Maskemane grandit dans un village Zobal où les habitants forgent des masques magiques capables d’accorder d’immenses pouvoirs à ceux qui les portent. Depuis des générations, son peuple protège également les neuf Masques Primordiaux, des reliques sacrées convoitées par le Kouto Smisse. Sous prétexte d’une simple commande, ce dernier attaque brutalement le village afin de s’emparer des artefacts divins.

Lorsque Maskemane et son jeune frère Bravor découvrent leur foyer ravagé par les flammes, il ne reste presque plus rien de leur clan. Dans un ultime acte de bravoure, leur père récupère les trois Masques Primordiaux encore préservés et les lance à son fils avant de périr sous les assauts des Roublards. Blessé au visage par les tirs de Kouto Smisse et témoin de la mort de sa famille, Maskemane survit uniquement grâce au Masque du Pleutre qui décuple ses capacités physiques et lui permet de fuir le massacre.

À partir de ce jour, il devient un fugitif traqué à travers tout le Monde des Douze. Kouto Smisse place une prime sur sa tête et envoie régulièrement des chasseurs de primes pour récupérer les masques. Pourtant, au fil des années, Maskemane perfectionne ses talents de combattant et élimine un à un ceux qui tentent de le capturer.

Mais ses blessures ne sont pas seulement physiques. Le traumatisme du massacre et la destruction de son identité l’ont profondément marqué. Maskemane refuse de montrer son visage et abandonne jusqu’à son véritable prénom. Peu à peu, il finit par se définir uniquement à travers ses masques, chacun reflétant une facette différente de sa personnalité. Tantôt compatissant et protecteur, tantôt brutal et impitoyable, il semble prisonnier de ses propres contradictions. Derrière chacune de ses personnalités demeure cependant une même obsession, la vengeance.

Malgré cette noirceur, Maskemane conserve une profonde humanité. Lorsque certains de ses poursuivants se retrouvent confrontés à Dark Vlad, il n’hésite pas à risquer sa vie pour les sauver, notamment Farow envers qui il développe des sentiments sincères. Cette lutte contre Dark Vlad marque un tournant dans son existence et pousse même d’anciens ennemis à rejoindre sa cause contre Kouto Smisse.

L’affrontement final avec le roi des Roublards conduit pourtant à une catastrophe inattendue. En réunissant les Masques Primordiaux afin de ressusciter Cornu Mollu, Kouto déclenche un rituel incontrôlable qui fusionne l’esprit de Maskemane avec celui de l’entité. C’est alors que Goultard intervient.

À l’intérieur même de l’esprit fracturé de Maskemane, Goultard découvre un monde onirique représentant son traumatisme et sa psyché brisée. Il comprend alors que les différentes personnalités du Zobal sont le résultat de la séparation entre l’enfant qu’il était autrefois et le guerrier masqué qu’il est devenu. En réunissant symboliquement ces deux parties de son être, Goultard permet finalement à Maskemane de retrouver une identité plus stable et de sortir du cauchemar qui le consumait depuis son enfance.

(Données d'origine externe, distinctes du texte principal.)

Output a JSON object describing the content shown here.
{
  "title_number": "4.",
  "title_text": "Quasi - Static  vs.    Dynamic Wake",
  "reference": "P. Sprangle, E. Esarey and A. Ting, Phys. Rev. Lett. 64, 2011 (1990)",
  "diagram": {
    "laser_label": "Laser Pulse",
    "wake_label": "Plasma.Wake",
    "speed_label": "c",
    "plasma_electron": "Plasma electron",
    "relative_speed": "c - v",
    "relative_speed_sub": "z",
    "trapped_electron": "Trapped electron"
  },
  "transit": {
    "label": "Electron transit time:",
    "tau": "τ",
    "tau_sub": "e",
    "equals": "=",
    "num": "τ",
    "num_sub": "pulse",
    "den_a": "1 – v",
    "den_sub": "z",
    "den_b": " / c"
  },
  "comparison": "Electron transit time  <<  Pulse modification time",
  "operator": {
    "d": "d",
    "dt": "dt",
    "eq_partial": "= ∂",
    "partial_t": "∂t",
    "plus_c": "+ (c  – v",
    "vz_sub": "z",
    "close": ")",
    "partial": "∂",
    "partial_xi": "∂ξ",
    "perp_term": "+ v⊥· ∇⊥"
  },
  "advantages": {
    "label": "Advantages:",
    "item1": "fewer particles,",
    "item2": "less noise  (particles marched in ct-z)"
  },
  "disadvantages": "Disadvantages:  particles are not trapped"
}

Libéré du poids de son passé, Maskemane participe à la chute définitive de Kouto Smisse et assiste à la destruction de son château. Pourtant, la victoire laisse derrière elle de profondes cicatrices. Beaucoup de ses alliés ont perdu des proches durant la bataille. Refusant de voir disparaître totalement l’héritage de son peuple, Maskemane décide alors de transmettre les masques sacrés à de nouveaux compagnons afin de rebâtir un clan Zobal. Fidèle aux paroles de son père, il comprend alors qu’“on ne naît pas Zobal, on le devient”.

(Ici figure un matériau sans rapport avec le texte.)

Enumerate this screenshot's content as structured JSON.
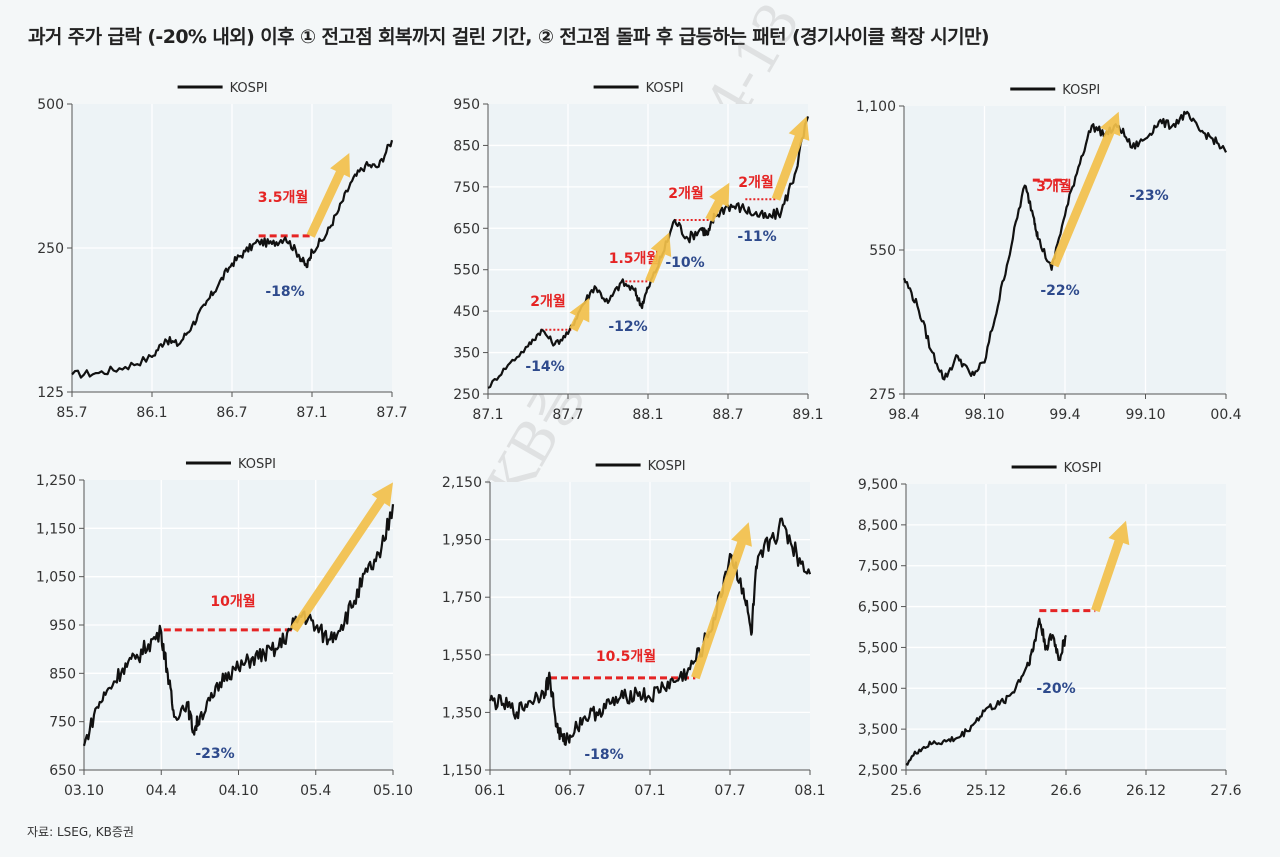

Plus tard, durant les événements de l’Ère du Wakfu, Maskemane croise la route d’Ush Galesh qui prend le contrôle de son esprit pour le forcer à combattre Yugo dans une arène d’Ecaflipus. Bien qu’il soit finalement vaincu, cet affrontement rappelle la puissance monstrueuse du Zobal lorsque ses masques libèrent pleinement leur potentiel.

Derrière son silence, ses personnalités multiples et son apparence inquiétante, Maskemane reste avant tout un survivant. Un homme qui a perdu son visage, son nom et sa famille, mais qui a fini par transformer sa douleur en héritage afin de permettre à son peuple de renaître de ses cendres.